CNN: Trump warns America’s businesses: Eat my tariffs, or pay the price
President Donald Trump is sending a stern warning to Corporate America: He will use his bully pulpit to publicly shame companies that dare to raise prices because of tariffs.
Walmart:
After Walmart last week said it would have to jack up some prices because of high costs of the global trade war, Trump on Saturday responded forcefully in a Truth Social post, demanding Walmart reverse its decision.
“Walmart should STOP trying to blame Tariffs as the reason for raising prices throughout the chain,” Trump said. “Between Walmart and China they should, as is said, “EAT THE TARIFFS,” and not charge valued customers ANYTHING. I’ll be watching, and so will your customers!!!”
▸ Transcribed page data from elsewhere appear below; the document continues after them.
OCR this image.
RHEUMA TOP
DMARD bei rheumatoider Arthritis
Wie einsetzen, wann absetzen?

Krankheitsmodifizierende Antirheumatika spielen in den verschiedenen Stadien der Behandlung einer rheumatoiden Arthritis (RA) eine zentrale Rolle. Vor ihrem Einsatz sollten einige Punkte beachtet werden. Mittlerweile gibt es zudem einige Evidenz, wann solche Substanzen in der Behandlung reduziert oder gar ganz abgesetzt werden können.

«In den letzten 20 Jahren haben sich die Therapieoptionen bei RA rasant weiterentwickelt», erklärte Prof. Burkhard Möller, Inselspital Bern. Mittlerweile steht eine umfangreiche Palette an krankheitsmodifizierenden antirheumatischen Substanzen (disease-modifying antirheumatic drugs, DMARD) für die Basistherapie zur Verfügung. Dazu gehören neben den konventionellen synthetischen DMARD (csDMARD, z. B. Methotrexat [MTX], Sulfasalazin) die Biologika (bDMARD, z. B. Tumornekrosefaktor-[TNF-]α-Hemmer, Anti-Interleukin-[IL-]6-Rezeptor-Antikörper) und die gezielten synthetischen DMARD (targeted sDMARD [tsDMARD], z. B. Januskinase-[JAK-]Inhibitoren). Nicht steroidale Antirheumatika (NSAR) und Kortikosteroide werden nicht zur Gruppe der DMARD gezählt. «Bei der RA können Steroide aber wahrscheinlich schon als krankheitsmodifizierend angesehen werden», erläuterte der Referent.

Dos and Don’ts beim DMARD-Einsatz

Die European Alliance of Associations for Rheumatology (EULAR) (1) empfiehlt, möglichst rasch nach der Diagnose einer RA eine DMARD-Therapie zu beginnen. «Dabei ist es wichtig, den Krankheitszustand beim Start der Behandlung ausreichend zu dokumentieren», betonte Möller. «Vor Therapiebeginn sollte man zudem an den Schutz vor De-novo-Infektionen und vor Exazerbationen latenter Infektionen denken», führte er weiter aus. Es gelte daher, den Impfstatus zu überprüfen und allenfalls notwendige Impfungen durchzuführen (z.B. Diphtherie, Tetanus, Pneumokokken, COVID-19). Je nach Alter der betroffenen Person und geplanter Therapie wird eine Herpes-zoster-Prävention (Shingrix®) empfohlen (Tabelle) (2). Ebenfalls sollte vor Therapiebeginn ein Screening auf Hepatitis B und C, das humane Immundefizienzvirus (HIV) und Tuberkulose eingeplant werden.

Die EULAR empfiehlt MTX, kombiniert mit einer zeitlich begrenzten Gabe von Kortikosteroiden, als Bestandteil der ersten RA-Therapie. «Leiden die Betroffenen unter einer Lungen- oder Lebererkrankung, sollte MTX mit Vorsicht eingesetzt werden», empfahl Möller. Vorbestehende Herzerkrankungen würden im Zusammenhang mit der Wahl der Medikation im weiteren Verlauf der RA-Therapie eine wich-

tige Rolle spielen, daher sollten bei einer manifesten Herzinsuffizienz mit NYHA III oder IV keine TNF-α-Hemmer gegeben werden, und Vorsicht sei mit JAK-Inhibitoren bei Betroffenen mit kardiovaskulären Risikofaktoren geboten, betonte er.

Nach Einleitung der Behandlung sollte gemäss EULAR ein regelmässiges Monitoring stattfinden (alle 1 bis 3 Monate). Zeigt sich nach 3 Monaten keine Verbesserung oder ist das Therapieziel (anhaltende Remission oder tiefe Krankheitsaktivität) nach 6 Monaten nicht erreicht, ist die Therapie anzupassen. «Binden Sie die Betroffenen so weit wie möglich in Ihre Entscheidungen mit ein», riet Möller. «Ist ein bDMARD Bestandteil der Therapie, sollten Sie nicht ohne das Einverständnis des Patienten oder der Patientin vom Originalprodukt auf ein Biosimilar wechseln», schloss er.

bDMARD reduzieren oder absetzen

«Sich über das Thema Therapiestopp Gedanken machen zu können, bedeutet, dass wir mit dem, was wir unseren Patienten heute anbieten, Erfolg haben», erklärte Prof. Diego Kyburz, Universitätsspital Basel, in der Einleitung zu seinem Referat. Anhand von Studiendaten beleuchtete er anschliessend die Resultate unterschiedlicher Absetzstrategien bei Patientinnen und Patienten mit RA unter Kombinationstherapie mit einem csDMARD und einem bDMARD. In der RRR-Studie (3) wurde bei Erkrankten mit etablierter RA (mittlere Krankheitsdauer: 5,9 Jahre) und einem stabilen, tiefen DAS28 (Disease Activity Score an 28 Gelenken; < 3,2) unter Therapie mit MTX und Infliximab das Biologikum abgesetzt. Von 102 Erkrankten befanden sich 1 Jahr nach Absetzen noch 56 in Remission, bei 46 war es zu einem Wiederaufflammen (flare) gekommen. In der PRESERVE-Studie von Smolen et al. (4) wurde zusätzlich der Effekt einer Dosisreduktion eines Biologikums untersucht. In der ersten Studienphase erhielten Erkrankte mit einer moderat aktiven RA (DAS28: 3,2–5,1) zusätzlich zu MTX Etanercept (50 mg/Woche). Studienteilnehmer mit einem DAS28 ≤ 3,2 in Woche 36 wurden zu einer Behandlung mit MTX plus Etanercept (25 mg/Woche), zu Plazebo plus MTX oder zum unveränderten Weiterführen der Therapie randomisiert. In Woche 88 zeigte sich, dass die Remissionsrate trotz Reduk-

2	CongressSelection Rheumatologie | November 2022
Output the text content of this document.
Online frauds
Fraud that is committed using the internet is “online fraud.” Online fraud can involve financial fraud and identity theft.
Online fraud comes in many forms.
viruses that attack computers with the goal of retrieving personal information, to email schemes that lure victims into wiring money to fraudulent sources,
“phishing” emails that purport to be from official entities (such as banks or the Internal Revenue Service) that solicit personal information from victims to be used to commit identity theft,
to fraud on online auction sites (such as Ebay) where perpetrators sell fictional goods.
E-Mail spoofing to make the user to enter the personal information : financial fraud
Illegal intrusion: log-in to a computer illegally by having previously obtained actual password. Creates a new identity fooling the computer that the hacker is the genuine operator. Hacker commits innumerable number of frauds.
The rebuke was the White House’s third such public reprimand of a big American business that discussed the possibility of raising prices because of the steep cost of tariffs.
Amazon:
On April 29, after Amazon reportedly considered displaying an additional tariff charge next to the listed price on its Haul platform, White House Press Secretary Karoline Leavitt at a press briefing held up a photo of Amazon Chairman Jeff Bezos and called the move a “hostile and political act.” Trump, whom a senior official described as “pissed,” called Bezos to complain, saying the company’s founder “solved the problem very quickly.”
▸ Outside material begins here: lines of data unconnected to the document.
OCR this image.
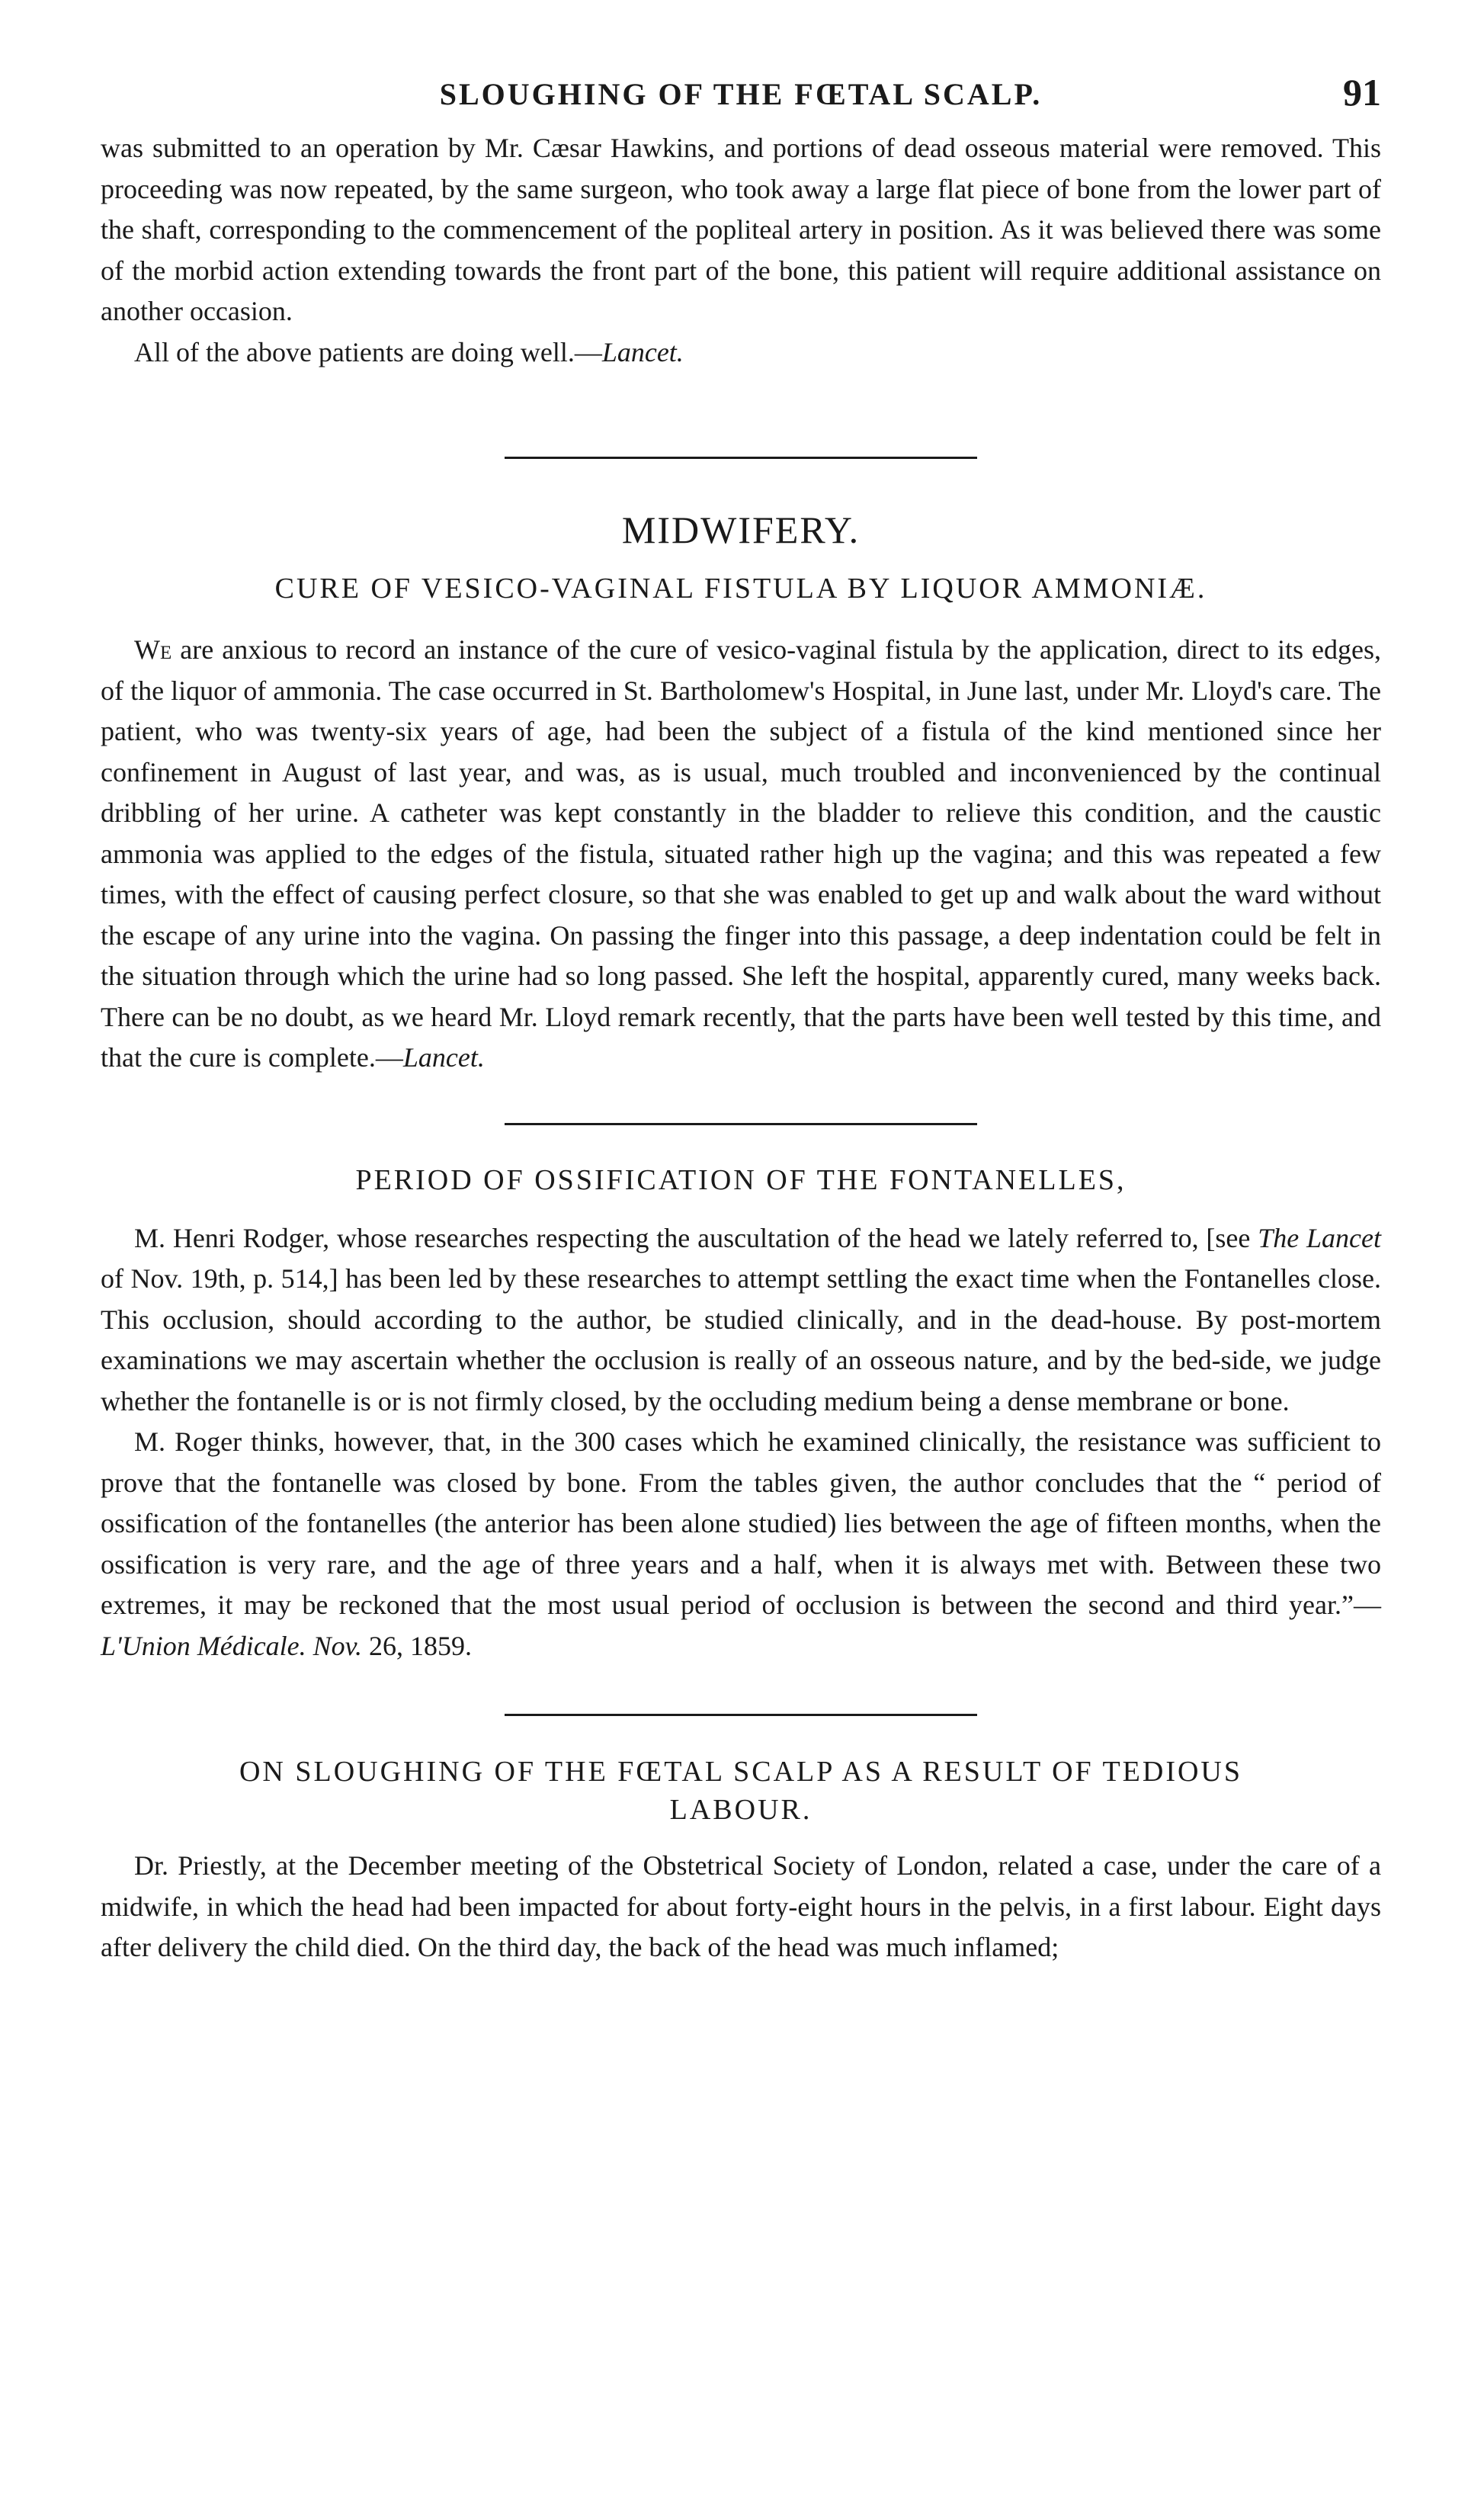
SLOUGHING OF THE FŒTAL SCALP.	91

was submitted to an operation by Mr. Cæsar Hawkins, and portions of dead osseous material were removed. This proceeding was now repeated, by the same surgeon, who took away a large flat piece of bone from the lower part of the shaft, corresponding to the commencement of the popliteal artery in position. As it was believed there was some of the morbid action extending towards the front part of the bone, this patient will require additional assistance on another occasion.

All of the above patients are doing well.—Lancet.

MIDWIFERY.
CURE OF VESICO-VAGINAL FISTULA BY LIQUOR AMMONIÆ.

We are anxious to record an instance of the cure of vesico-vaginal fistula by the application, direct to its edges, of the liquor of ammonia. The case occurred in St. Bartholomew's Hospital, in June last, under Mr. Lloyd's care. The patient, who was twenty-six years of age, had been the subject of a fistula of the kind mentioned since her confinement in August of last year, and was, as is usual, much troubled and inconvenienced by the continual dribbling of her urine. A catheter was kept constantly in the bladder to relieve this condition, and the caustic ammonia was applied to the edges of the fistula, situated rather high up the vagina; and this was repeated a few times, with the effect of causing perfect closure, so that she was enabled to get up and walk about the ward without the escape of any urine into the vagina. On passing the finger into this passage, a deep indentation could be felt in the situation through which the urine had so long passed. She left the hospital, apparently cured, many weeks back. There can be no doubt, as we heard Mr. Lloyd remark recently, that the parts have been well tested by this time, and that the cure is complete.—Lancet.

PERIOD OF OSSIFICATION OF THE FONTANELLES,

M. Henri Rodger, whose researches respecting the auscultation of the head we lately referred to, [see The Lancet of Nov. 19th, p. 514,] has been led by these researches to attempt settling the exact time when the Fontanelles close. This occlusion, should according to the author, be studied clinically, and in the dead-house. By post-mortem examinations we may ascertain whether the occlusion is really of an osseous nature, and by the bed-side, we judge whether the fontanelle is or is not firmly closed, by the occluding medium being a dense membrane or bone.

M. Roger thinks, however, that, in the 300 cases which he examined clinically, the resistance was sufficient to prove that the fontanelle was closed by bone. From the tables given, the author concludes that the “ period of ossification of the fontanelles (the anterior has been alone studied) lies between the age of fifteen months, when the ossification is very rare, and the age of three years and a half, when it is always met with. Between these two extremes, it may be reckoned that the most usual period of occlusion is between the second and third year.”—L'Union Médicale. Nov. 26, 1859.

ON SLOUGHING OF THE FŒTAL SCALP AS A RESULT OF TEDIOUS
LABOUR.

Dr. Priestly, at the December meeting of the Obstetrical Society of London, related a case, under the care of a midwife, in which the head had been impacted for about forty-eight hours in the pelvis, in a first labour. Eight days after delivery the child died. On the third day, the back of the head was much inflamed;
Amazon said that although it was considering displaying the tariff cost, the plan was ultimately not approved and “not going to happen.”
Mattel:
A week later, on May 6, Trump threatened a 100% tariff on Mattel after the Barbie and Hot Wheels maker said it would have to raise prices. Mattel CEO Ynon Kreiz said Trump’s tariffs won’t bring toy manufacturing to America, because toys couldn’t be manufactured in America and still be sold at affordable prices.
“We don’t see that happening,” Kreiz told CNBC after Mattel warned that tariffs will increase toy prices for American consumers.
Trump fired back from the Oval Office, threatening the company and its CEO.
“We’ll put a 100% tariff on his toys, and he won’t sell one toy in the United States, and that’s their biggest market,” Trump said. “I wouldn’t wanna have him as an executive too long.”
Trump = a narcissistic bully suffering a severe case of arrested development!

https://www.cnn.com/2025/05/19/business/trump-tariffs-price-consumers
Newsweek: Donald Trump issues new warning message to Walmart
President Donald Trump warned Walmart on Saturday against raising its prices, writing on Truth Social that he will “be watching.”
“Walmart should STOP trying to blame Tariffs as the reason for raising prices throughout the chain. Walmart made BILLIONS OF DOLLARS last year, far more than expected. Between Walmart and China they should, as is said, ‘EAT THE TARIFFS,’ and not charge valued customers ANYTHING,” the president wrote on Truth Social.
“I’ll be watching, and so will your customers!!!”
It’s not surprising that Trump got this so wrong, give that he has bankrupted SIX businesses over the years.
A corporation has a fiduciary duty to maximize its profits for the benefit of its SHAREHOLDERS, not to cater to the whims of a corrupt self-serving narcissistic political apparatchik in Washington, D.C.